Protective Filing Status is obtained when an individual contacts the Social Security Administration (SSA) with the express purpose of applying for Social Security Disability benefits. Once this status is attained, the initial contact date is used as the claimant’s application date, even if it is earlier than the day on which the SSA receives the completed and signed application. This early filing date may have an effect on a claimant’s entitlement date, so affecting eligibility for benefits and back pay. If you file for Social Security Disability Insurance (SSDI), your protective filing date will be retained for six months; however, if you file for Supplemental Security Income (SSI), it will be preserved for only two months (SSI).
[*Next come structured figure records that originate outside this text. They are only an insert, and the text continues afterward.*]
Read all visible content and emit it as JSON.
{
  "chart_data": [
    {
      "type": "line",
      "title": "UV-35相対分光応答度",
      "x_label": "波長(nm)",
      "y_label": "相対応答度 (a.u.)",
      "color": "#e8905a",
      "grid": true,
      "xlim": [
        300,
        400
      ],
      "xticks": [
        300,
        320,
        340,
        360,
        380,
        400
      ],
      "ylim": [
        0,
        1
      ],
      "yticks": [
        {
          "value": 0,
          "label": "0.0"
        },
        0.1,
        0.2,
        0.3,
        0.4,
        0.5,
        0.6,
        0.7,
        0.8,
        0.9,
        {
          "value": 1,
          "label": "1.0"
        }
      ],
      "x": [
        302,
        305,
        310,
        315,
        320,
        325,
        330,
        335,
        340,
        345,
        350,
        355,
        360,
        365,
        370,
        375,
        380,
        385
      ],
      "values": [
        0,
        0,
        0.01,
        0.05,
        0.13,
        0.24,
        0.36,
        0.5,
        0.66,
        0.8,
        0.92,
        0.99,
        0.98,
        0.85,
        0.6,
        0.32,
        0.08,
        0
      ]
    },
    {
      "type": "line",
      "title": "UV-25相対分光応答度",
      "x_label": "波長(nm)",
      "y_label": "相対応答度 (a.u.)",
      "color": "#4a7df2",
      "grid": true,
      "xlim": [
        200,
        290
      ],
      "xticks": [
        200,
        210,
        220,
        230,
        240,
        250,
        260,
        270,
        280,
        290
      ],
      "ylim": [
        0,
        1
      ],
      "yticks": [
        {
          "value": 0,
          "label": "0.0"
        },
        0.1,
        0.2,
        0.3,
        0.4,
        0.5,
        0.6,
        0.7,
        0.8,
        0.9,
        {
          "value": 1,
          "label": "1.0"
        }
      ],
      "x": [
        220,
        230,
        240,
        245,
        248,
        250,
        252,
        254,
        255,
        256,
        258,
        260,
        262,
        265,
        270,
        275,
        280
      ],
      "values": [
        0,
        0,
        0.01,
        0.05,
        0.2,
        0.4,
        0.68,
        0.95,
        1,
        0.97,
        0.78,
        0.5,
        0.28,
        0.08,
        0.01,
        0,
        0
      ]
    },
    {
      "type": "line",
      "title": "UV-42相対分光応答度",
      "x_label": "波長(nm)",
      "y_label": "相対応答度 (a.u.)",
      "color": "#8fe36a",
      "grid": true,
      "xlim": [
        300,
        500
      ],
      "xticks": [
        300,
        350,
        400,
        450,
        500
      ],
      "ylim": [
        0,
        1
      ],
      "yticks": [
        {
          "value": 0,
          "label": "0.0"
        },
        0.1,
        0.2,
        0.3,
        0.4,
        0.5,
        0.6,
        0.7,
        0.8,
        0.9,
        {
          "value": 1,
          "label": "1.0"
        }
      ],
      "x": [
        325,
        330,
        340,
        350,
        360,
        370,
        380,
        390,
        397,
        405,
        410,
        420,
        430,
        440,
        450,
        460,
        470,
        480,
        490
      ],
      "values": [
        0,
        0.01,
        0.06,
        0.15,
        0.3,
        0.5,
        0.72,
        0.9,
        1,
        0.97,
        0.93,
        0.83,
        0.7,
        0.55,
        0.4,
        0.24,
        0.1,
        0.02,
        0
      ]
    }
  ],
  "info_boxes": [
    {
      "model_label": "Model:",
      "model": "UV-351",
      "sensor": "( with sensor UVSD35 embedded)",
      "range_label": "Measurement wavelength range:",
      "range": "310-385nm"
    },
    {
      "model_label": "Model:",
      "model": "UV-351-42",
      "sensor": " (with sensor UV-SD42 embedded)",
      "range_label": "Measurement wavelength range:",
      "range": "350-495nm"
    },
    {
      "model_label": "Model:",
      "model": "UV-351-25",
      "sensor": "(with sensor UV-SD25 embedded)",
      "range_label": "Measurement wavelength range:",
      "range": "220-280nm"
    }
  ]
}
Although the Social Security Administration encourages you to apply for benefits online, the only method to obtain protective filing status is to make your claim in person. To be eligible for protective filing status, the Social Security Administration must receive a written and signed statement declaring an intent to file for benefits. This declaration can be as straightforward as “I intend to file for Social Security Disability benefits.” If the written statement is mailed to the Social Security Administration, the date of the statement will be determined by the postmark. While a Social Security official may create a written record upon request, these documents may occasionally go lost. As a result, it is prudent to save a copy of the written and date-stamped statement. It is much better to send this statement certified mail with a return receipt requested, as this will allow you to prove receipt.
Following receipt of this statement, the SSA will send you a notice requiring you to file an application within six months. The six-month term begins on the date the Social Security Administration mails its notice.
Missing a scheduled Social Security Disability appointment will jeopardize your protected filing date. If you are unable to keep your appointment, immediately contact Social Security to reschedule. The Social Security Administration should provide you a “closeout letter” establishing your protected filing period definitively.
While you can still file for Social Security Disability payments without a certified protective filing status, you risk losing benefits to which you would have been otherwise entitled, which might be substantial. As a result, it is always prudent to submit and maintain a protective filing statement with your local Social Security Disability office.